Sin embargo, lo que podría haberse convertido en un recorrido previsible, marcado por la llegada a la casa de su amigo Pedro Campos, reveló una «cara B» que sorprendió a propios y extraños: esta vez, Campos no acudió a recibirlo al aeropuerto de Vigo, rompiendo la costumbre de ocasiones anteriores.

El vuelo privado procedente de Cascais aterrizó alrededor de las 12:30 del mediodía, pero la salida del avión se retrasó hasta la una de la tarde debido a la lentitud del tractor que lo remolcaba. Mientras tanto, los fotógrafos que seguían al Rey, habituados a cubrir sus movimientos en Sangenjo y O Grove, se sorprendieron al notar que no se dirigía inmediatamente a la residencia de Campos.

La distancia entre Vigo y Sangenjo apenas supera los 45 minutos, por lo que la ausencia de Campos en el recibimiento fue un detalle que no pasó desapercibido: fuentes periodísticas confirmaron que el empresario tenía compromisos personales y no pudo acompañar al Rey como había sido habitual en visitas anteriores.

Lejos del protocolo habitual, el Rey Juan Carlos decidió hacer una parada en D’Berto, la marisquería más emblemática de O Grove, conocida por su excelente materia prima y su ambiente familiar y acogedor. El Rey llegó al restaurante entre la 1 y las 2 de la tarde y permaneció allí hasta cerca de las cinco, disfrutando de una mariscada que no fue simplemente una comida, sino una verdadera experiencia gastronómica que puso en valor la riqueza de la ría de Arousa. Durante las horas que permaneció allí, el monarca se alejó de las miradas de la prensa y disfrutó de un espacio donde la discreción y la calidad se unían en perfecta armonía.

D’Berto se ha ganado la reputación de ser un verdadero templo del marisco y del pescado gracias al cuidado que Berto y Marisol Domingo imprimen a cada plato.

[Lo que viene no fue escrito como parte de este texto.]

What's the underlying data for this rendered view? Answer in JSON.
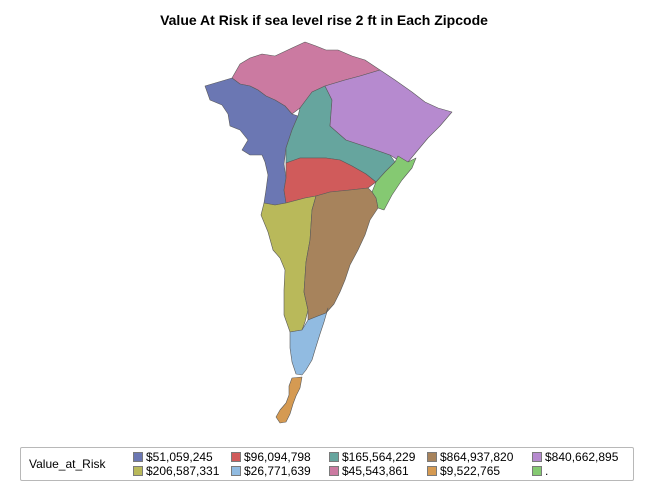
{
  "title": "Value At Risk if sea level rise 2 ft in Each Zipcode",
  "legend": {
    "title": "Value_at_Risk",
    "items": [
      {
        "label": "$51,059,245",
        "color": "#6b77b3"
      },
      {
        "label": "$96,094,798",
        "color": "#d05b5b"
      },
      {
        "label": "$165,564,229",
        "color": "#66a59e"
      },
      {
        "label": "$864,937,820",
        "color": "#a7835c"
      },
      {
        "label": "$840,662,895",
        "color": "#b68acf"
      },
      {
        "label": "$206,587,331",
        "color": "#b9b95a"
      },
      {
        "label": "$26,771,639",
        "color": "#91bbe1"
      },
      {
        "label": "$45,543,861",
        "color": "#cb7aa1"
      },
      {
        "label": "$9,522,765",
        "color": "#d59a52"
      },
      {
        "label": ".",
        "color": "#85c972"
      }
    ]
  }
}
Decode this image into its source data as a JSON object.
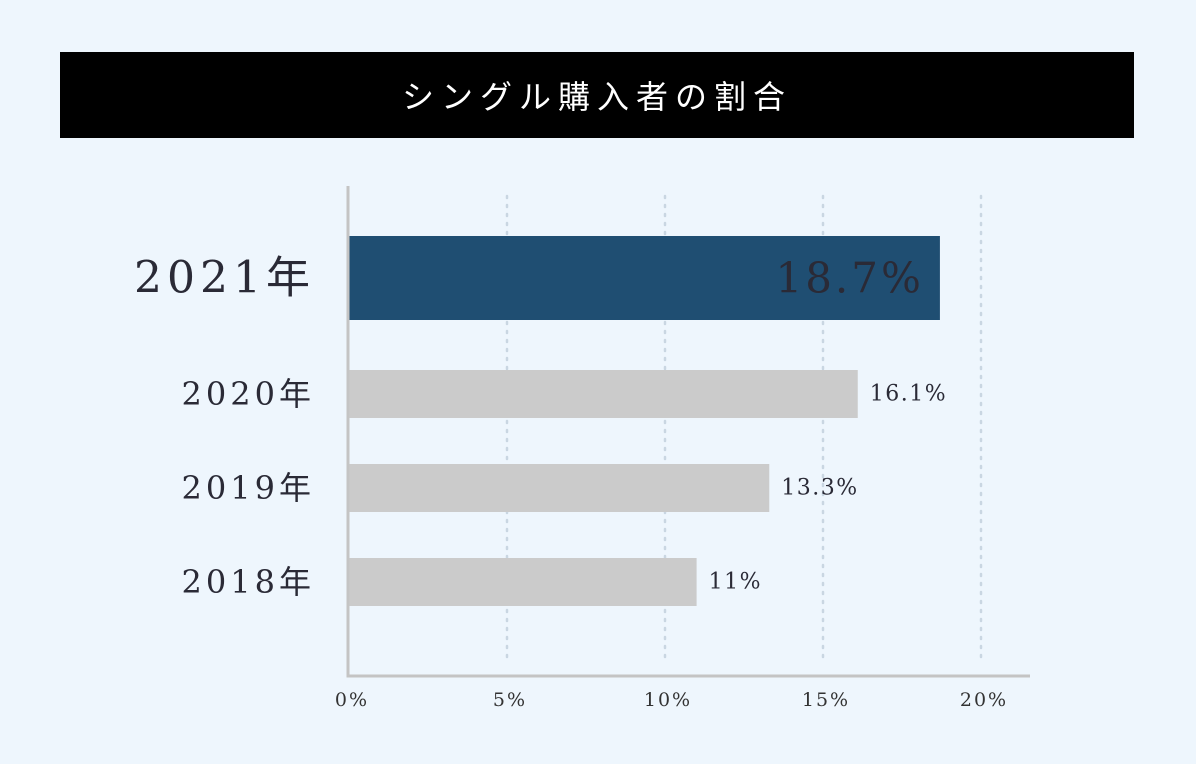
{
  "title": "シングル購入者の割合",
  "colors": {
    "background": "#eef6fd",
    "title_bg": "#000000",
    "highlight_bar": "#1f4e72",
    "bar": "#cbcbcb",
    "axis": "#c4c4c4",
    "grid": "#c9d6e2"
  },
  "chart_data": {
    "type": "bar",
    "orientation": "horizontal",
    "title": "シングル購入者の割合",
    "categories": [
      "2021年",
      "2020年",
      "2019年",
      "2018年"
    ],
    "values": [
      18.7,
      16.1,
      13.3,
      11
    ],
    "value_labels": [
      "18.7%",
      "16.1%",
      "13.3%",
      "11%"
    ],
    "highlight": "2021年",
    "xlim": [
      0,
      20
    ],
    "xticks": [
      0,
      5,
      10,
      15,
      20
    ],
    "xtick_labels": [
      "0%",
      "5%",
      "10%",
      "15%",
      "20%"
    ],
    "grid": "vertical dotted",
    "xlabel": "",
    "ylabel": ""
  }
}
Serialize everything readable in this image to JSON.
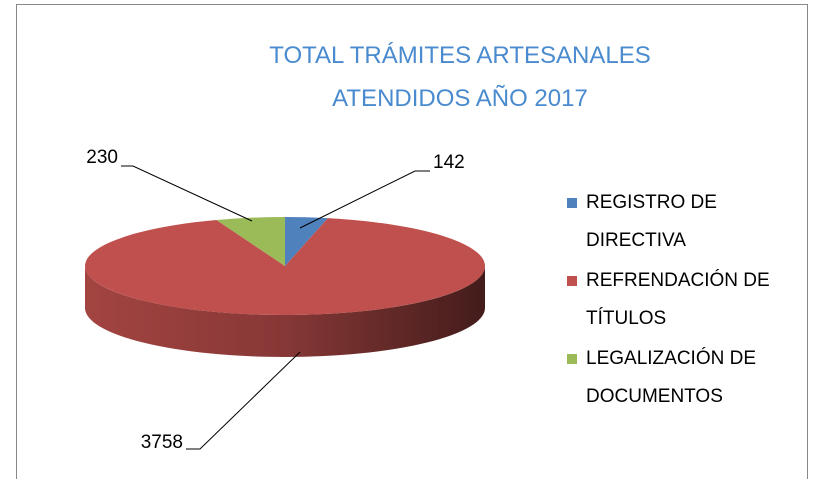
{
  "chart_data": {
    "type": "pie",
    "title": "TOTAL TRÁMITES ARTESANALES ATENDIDOS AÑO 2017",
    "categories": [
      "REGISTRO DE DIRECTIVA",
      "REFRENDACIÓN DE TÍTULOS",
      "LEGALIZACIÓN DE DOCUMENTOS"
    ],
    "values": [
      142,
      3758,
      230
    ],
    "colors": [
      "#4f81bd",
      "#c0504d",
      "#9bbb59"
    ],
    "legend": "right"
  }
}
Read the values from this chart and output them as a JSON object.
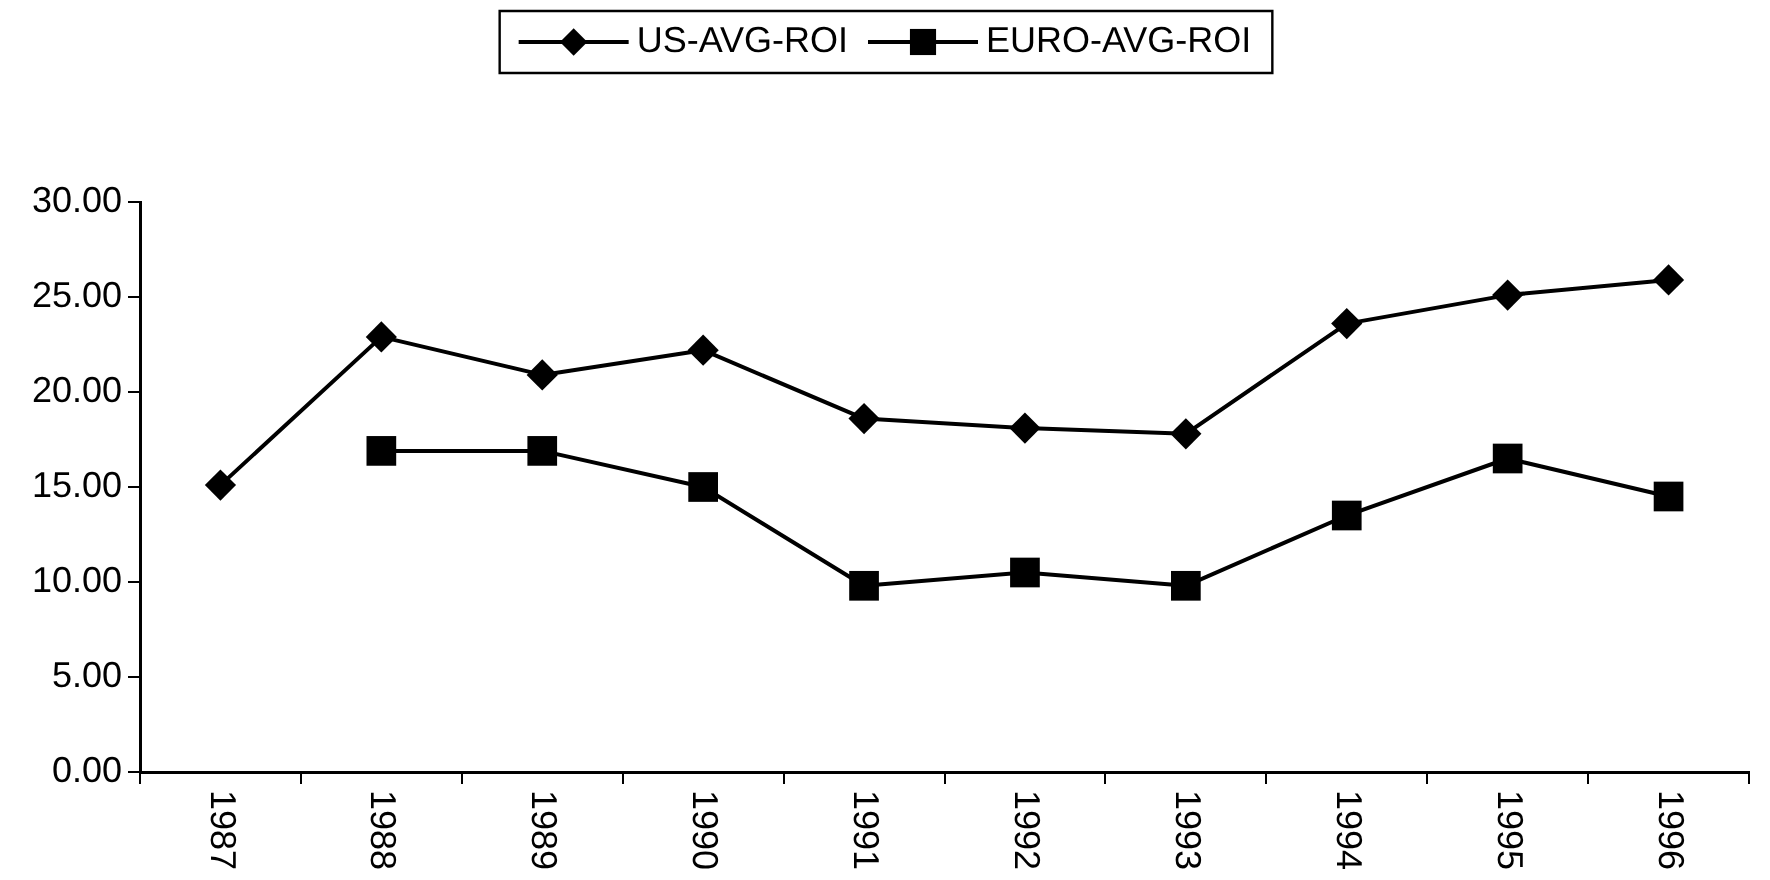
{
  "chart_data": {
    "type": "line",
    "categories": [
      "1987",
      "1988",
      "1989",
      "1990",
      "1991",
      "1992",
      "1993",
      "1994",
      "1995",
      "1996"
    ],
    "series": [
      {
        "name": "US-AVG-ROI",
        "color": "#000000",
        "marker": "diamond",
        "values": [
          15.1,
          22.9,
          20.9,
          22.2,
          18.6,
          18.1,
          17.8,
          23.6,
          25.1,
          25.9
        ]
      },
      {
        "name": "EURO-AVG-ROI",
        "color": "#000000",
        "marker": "square",
        "values": [
          null,
          16.9,
          16.9,
          15.0,
          9.8,
          10.5,
          9.8,
          13.5,
          16.5,
          14.5
        ]
      }
    ],
    "ylim": [
      0,
      30
    ],
    "yticks": [
      {
        "value": 0,
        "label": "0.00"
      },
      {
        "value": 5,
        "label": "5.00"
      },
      {
        "value": 10,
        "label": "10.00"
      },
      {
        "value": 15,
        "label": "15.00"
      },
      {
        "value": 20,
        "label": "20.00"
      },
      {
        "value": 25,
        "label": "25.00"
      },
      {
        "value": 30,
        "label": "30.00"
      }
    ],
    "grid": false,
    "legend": "top",
    "line_style": "solid"
  }
}
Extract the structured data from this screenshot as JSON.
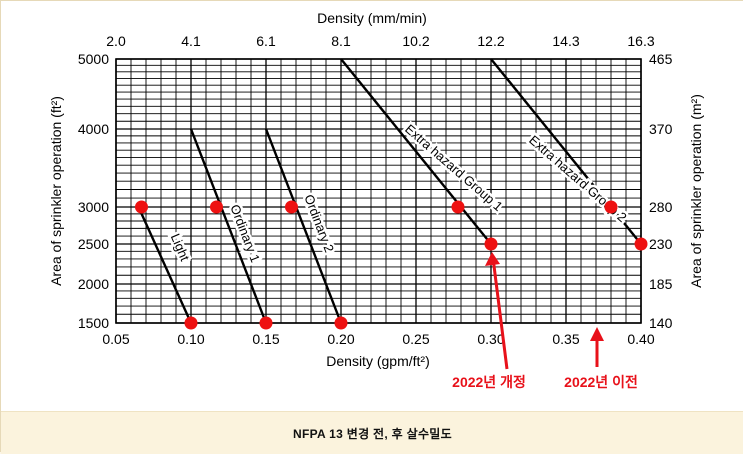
{
  "caption": "NFPA 13 변경 전, 후 살수밀도",
  "annotations": {
    "arrow_left_label": "2022년 개정",
    "arrow_right_label": "2022년 이전",
    "arrow_left_x": 0.3,
    "arrow_right_x": 0.37,
    "color": "#e8111a"
  },
  "chart_data": {
    "type": "line",
    "xlabel": "Density (gpm/ft²)",
    "top_xlabel": "Density (mm/min)",
    "ylabel": "Area of sprinkler operation (ft²)",
    "right_ylabel": "Area of sprinkler operation (m²)",
    "xlim": [
      0.05,
      0.4
    ],
    "ylim": [
      1500,
      5000
    ],
    "x_ticks": [
      0.05,
      0.1,
      0.15,
      0.2,
      0.25,
      0.3,
      0.35,
      0.4
    ],
    "x_tick_labels": [
      "0.05",
      "0.10",
      "0.15",
      "0.20",
      "0.25",
      "0.30",
      "0.35",
      "0.40"
    ],
    "top_ticks": [
      0.05,
      0.1,
      0.15,
      0.2,
      0.25,
      0.3,
      0.35,
      0.4
    ],
    "top_tick_labels": [
      "2.0",
      "4.1",
      "6.1",
      "8.1",
      "10.2",
      "12.2",
      "14.3",
      "16.3"
    ],
    "y_ticks": [
      1500,
      2000,
      2500,
      3000,
      4000,
      5000
    ],
    "y_tick_labels": [
      "1500",
      "2000",
      "2500",
      "3000",
      "4000",
      "5000"
    ],
    "right_ticks": [
      1500,
      2000,
      2500,
      3000,
      4000,
      5000
    ],
    "right_tick_labels": [
      "140",
      "185",
      "230",
      "280",
      "370",
      "465"
    ],
    "series": [
      {
        "name": "Light",
        "points": [
          [
            0.065,
            3000
          ],
          [
            0.1,
            1500
          ]
        ]
      },
      {
        "name": "Ordinary 1",
        "points": [
          [
            0.1,
            4000
          ],
          [
            0.15,
            1500
          ]
        ]
      },
      {
        "name": "Ordinary 2",
        "points": [
          [
            0.15,
            4000
          ],
          [
            0.2,
            1500
          ]
        ]
      },
      {
        "name": "Extra hazard Group 1",
        "points": [
          [
            0.2,
            5000
          ],
          [
            0.3,
            2500
          ]
        ]
      },
      {
        "name": "Extra hazard Group 2",
        "points": [
          [
            0.3,
            5000
          ],
          [
            0.4,
            2500
          ]
        ]
      }
    ],
    "markers": [
      {
        "x": 0.067,
        "y": 3000
      },
      {
        "x": 0.1,
        "y": 1500
      },
      {
        "x": 0.117,
        "y": 3000
      },
      {
        "x": 0.15,
        "y": 1500
      },
      {
        "x": 0.167,
        "y": 3000
      },
      {
        "x": 0.2,
        "y": 1500
      },
      {
        "x": 0.278,
        "y": 3000
      },
      {
        "x": 0.3,
        "y": 2500
      },
      {
        "x": 0.38,
        "y": 3000
      },
      {
        "x": 0.4,
        "y": 2500
      }
    ],
    "marker_color": "#ee1111"
  }
}
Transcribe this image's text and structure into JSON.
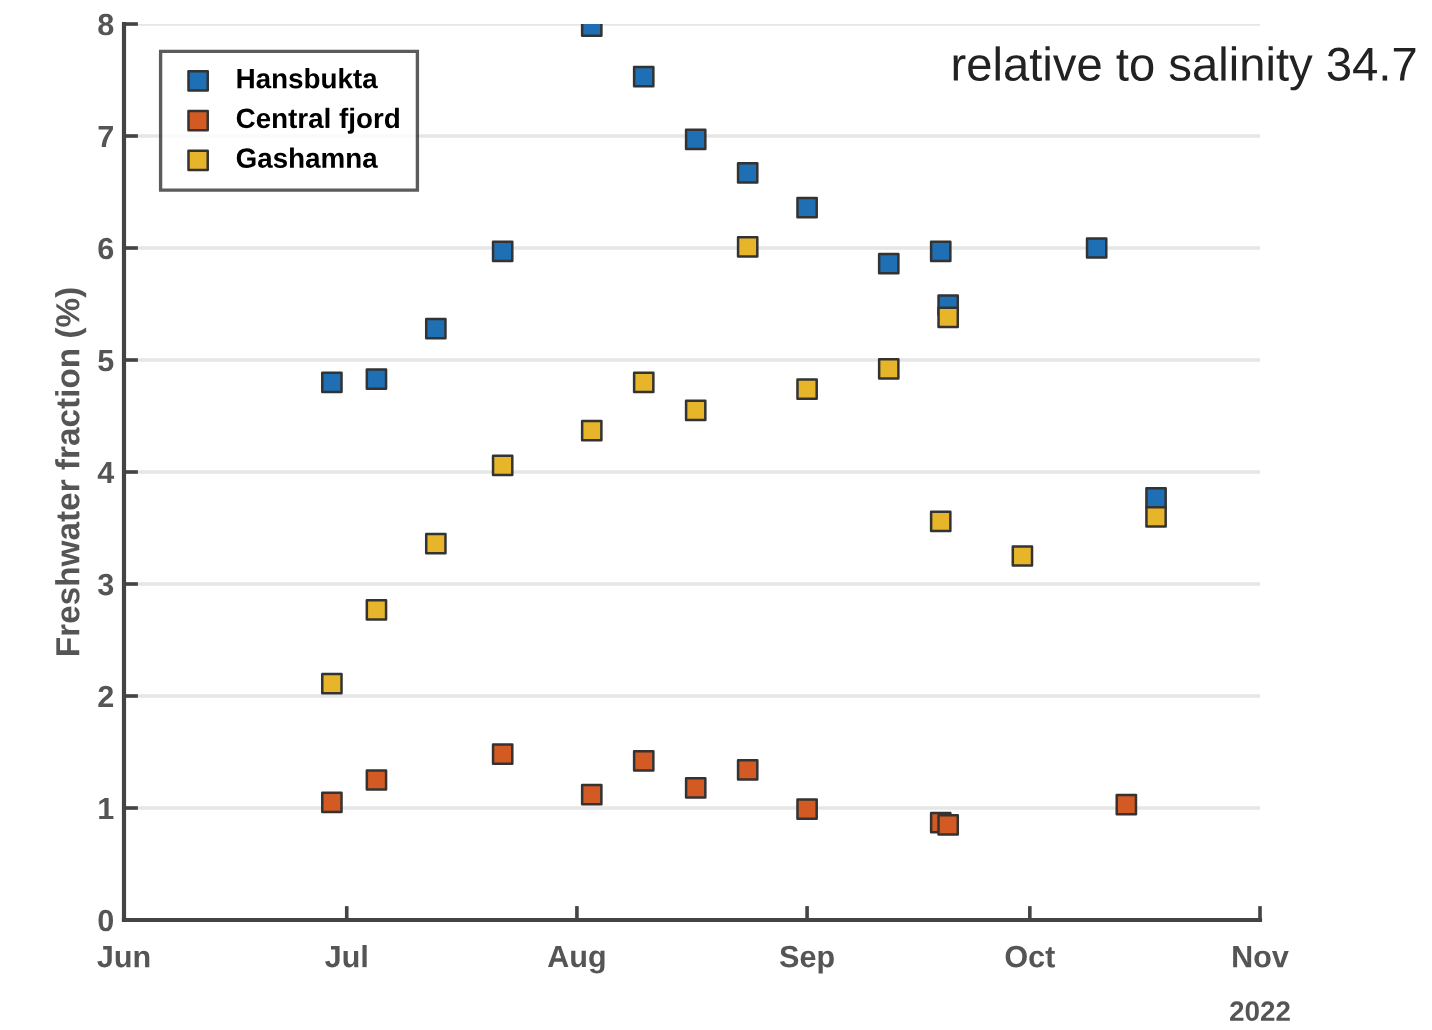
{
  "chart_data": {
    "type": "scatter",
    "ylabel": "Freshwater fraction (%)",
    "xlabel": "2022",
    "annotations": [
      "relative to salinity 34.7"
    ],
    "marker": "square",
    "grid": "y",
    "legend": "top left",
    "xlim": [
      "2022-06-01",
      "2022-11-01"
    ],
    "xticks": [
      {
        "value": "2022-06-01",
        "label": "Jun"
      },
      {
        "value": "2022-07-01",
        "label": "Jul"
      },
      {
        "value": "2022-08-01",
        "label": "Aug"
      },
      {
        "value": "2022-09-01",
        "label": "Sep"
      },
      {
        "value": "2022-10-01",
        "label": "Oct"
      },
      {
        "value": "2022-11-01",
        "label": "Nov"
      }
    ],
    "ylim": [
      0,
      8
    ],
    "yticks": [
      0,
      1,
      2,
      3,
      4,
      5,
      6,
      7,
      8
    ],
    "series": [
      {
        "name": "Hansbukta",
        "color": "#1f6fb5",
        "x": [
          "2022-06-29",
          "2022-07-05",
          "2022-07-13",
          "2022-07-22",
          "2022-08-03",
          "2022-08-10",
          "2022-08-17",
          "2022-08-24",
          "2022-09-01",
          "2022-09-12",
          "2022-09-19",
          "2022-09-20",
          "2022-10-10",
          "2022-10-18"
        ],
        "values": [
          4.8,
          4.83,
          5.28,
          5.97,
          7.98,
          7.53,
          6.97,
          6.67,
          6.36,
          5.86,
          5.97,
          5.49,
          6.0,
          3.77
        ]
      },
      {
        "name": "Central fjord",
        "color": "#d35a22",
        "x": [
          "2022-06-29",
          "2022-07-05",
          "2022-07-22",
          "2022-08-03",
          "2022-08-10",
          "2022-08-17",
          "2022-08-24",
          "2022-09-01",
          "2022-09-19",
          "2022-09-20",
          "2022-10-14"
        ],
        "values": [
          1.05,
          1.25,
          1.48,
          1.12,
          1.42,
          1.18,
          1.34,
          0.99,
          0.87,
          0.85,
          1.03
        ]
      },
      {
        "name": "Gashamna",
        "color": "#e6b52a",
        "x": [
          "2022-06-29",
          "2022-07-05",
          "2022-07-13",
          "2022-07-22",
          "2022-08-03",
          "2022-08-10",
          "2022-08-17",
          "2022-08-24",
          "2022-09-01",
          "2022-09-12",
          "2022-09-19",
          "2022-09-20",
          "2022-09-30",
          "2022-10-18"
        ],
        "values": [
          2.11,
          2.77,
          3.36,
          4.06,
          4.37,
          4.8,
          4.55,
          6.01,
          4.74,
          4.92,
          3.56,
          5.38,
          3.25,
          3.6
        ]
      }
    ]
  }
}
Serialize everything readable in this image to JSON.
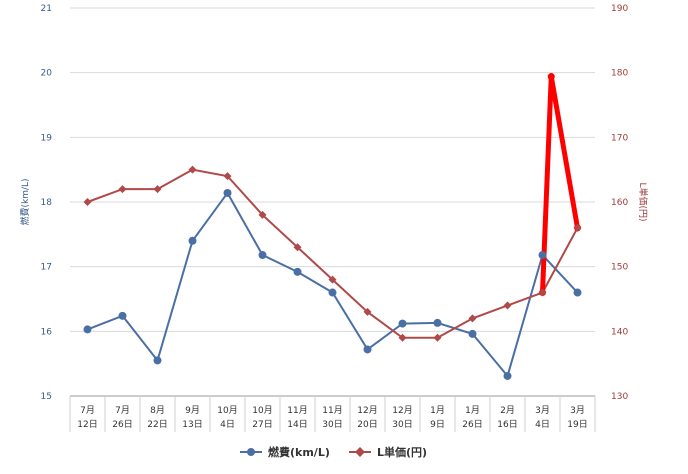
{
  "chart_data": {
    "type": "line",
    "categories": [
      [
        "7月",
        "12日"
      ],
      [
        "7月",
        "26日"
      ],
      [
        "8月",
        "22日"
      ],
      [
        "9月",
        "13日"
      ],
      [
        "10月",
        "4日"
      ],
      [
        "10月",
        "27日"
      ],
      [
        "11月",
        "14日"
      ],
      [
        "11月",
        "30日"
      ],
      [
        "12月",
        "20日"
      ],
      [
        "12月",
        "30日"
      ],
      [
        "1月",
        "9日"
      ],
      [
        "1月",
        "26日"
      ],
      [
        "2月",
        "16日"
      ],
      [
        "3月",
        "4日"
      ],
      [
        "3月",
        "19日"
      ]
    ],
    "y_left": {
      "label": "燃費(km/L)",
      "min": 15,
      "max": 21,
      "ticks": [
        15,
        16,
        17,
        18,
        19,
        20,
        21
      ]
    },
    "y_right": {
      "label": "L単価(円)",
      "min": 130,
      "max": 190,
      "ticks": [
        130,
        140,
        150,
        160,
        170,
        180,
        190
      ]
    },
    "series": [
      {
        "name": "燃費(km/L)",
        "axis": "left",
        "color": "#4a6fa5",
        "marker": "circle",
        "values": [
          16.03,
          16.24,
          15.55,
          17.4,
          18.14,
          17.18,
          16.92,
          16.6,
          15.72,
          16.12,
          16.13,
          15.96,
          15.31,
          17.18,
          16.6
        ]
      },
      {
        "name": "L単価(円)",
        "axis": "right",
        "color": "#b04a4a",
        "marker": "diamond",
        "values": [
          160,
          162,
          162,
          165,
          164,
          158,
          153,
          148,
          143,
          139,
          139,
          142,
          144,
          146,
          156
        ]
      }
    ],
    "annotation": {
      "color": "#ff0000",
      "axis": "right",
      "points": [
        [
          13,
          146
        ],
        [
          13.25,
          179.4
        ],
        [
          14,
          156
        ]
      ]
    },
    "grid": true,
    "legend": "bottom"
  }
}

Entre los platos más destacados de su carta se encuentran la empanada de atún y marisco, las almejas a la marinera, las nécoras a la sal y los percebes procedentes de la lonja de Cedeira.

Es una experiencia gastronómica que poner en valor la riqueza de la ría de Arousa

Entre los bivalvos, los «longueirón» servidos al natural destacan por su frescura y textura, mientras que las zamburiñas, los camarones y las cigalas XL, cocinadas a la sal o a la plancha, muestran la excelencia de la materia prima. Todo ello puede acompañarse de un albariño de las Rías Baixas, como el Pazo de Baión Vides de Fontán 2018, cuyos aromas a azahar, jazmín y cítricos aportan equilibrio y frescura a la experiencia gastronómica. La cuenta por persona suele ser de más de 100 € por persona.

Pero la visita a D’Berto no solo destacó por la calidad del marisco, sino por la manera en que el Rey Juan Carlos aprovechó este tiempo para disfrutar de la tranquilidad. Sin la presencia de Campos ni el despliegue habitual de escoltas frente al restaurante, el monarca pudo relajarse, conversar con el personal y sumergirse en una atmósfera que distaba mucho del escrutinio mediático habitual.

Fue un espacio de intimidad que contrastaba con la expectación generada por la publicación de sus memorias, un libro que ha reavivado debates sobre su relación con la familia, la Reina Sofía y la Reina Letizia, y sobre los años vividos en Abu Dabi lejos de España.

Se ha ganado la reputación de ser un verdadero templo del marisco y del pescado

En Reconciliación, el Rey Juan Carlos refleja una nostalgia palpable y un deseo profundo de retornar a su país, consciente de la polémica que ha rodeado sus últimos años. Habla de su aislamiento, de las visitas de sus hijas y sobrinos y de la importancia de mantener su vida privada sin incomodar a la Corona. Este viaje a Galicia, con su parada en D’Berto, se convierte así en una extensión de ese relato: un Rey que busca momentos de normalidad y disfrute personal, rodeado de amigos, buena gastronomía y el mar que tanto ama.

Tras abandonar la marisquería alrededor de las cinco de la tarde, el Rey Juan Carlos se dirigió finalmente a la casa de Pedro Campos, donde continuaría con los compromisos sociales previstos, aunque de manera más discreta y sin la habitual recepción en la puerta.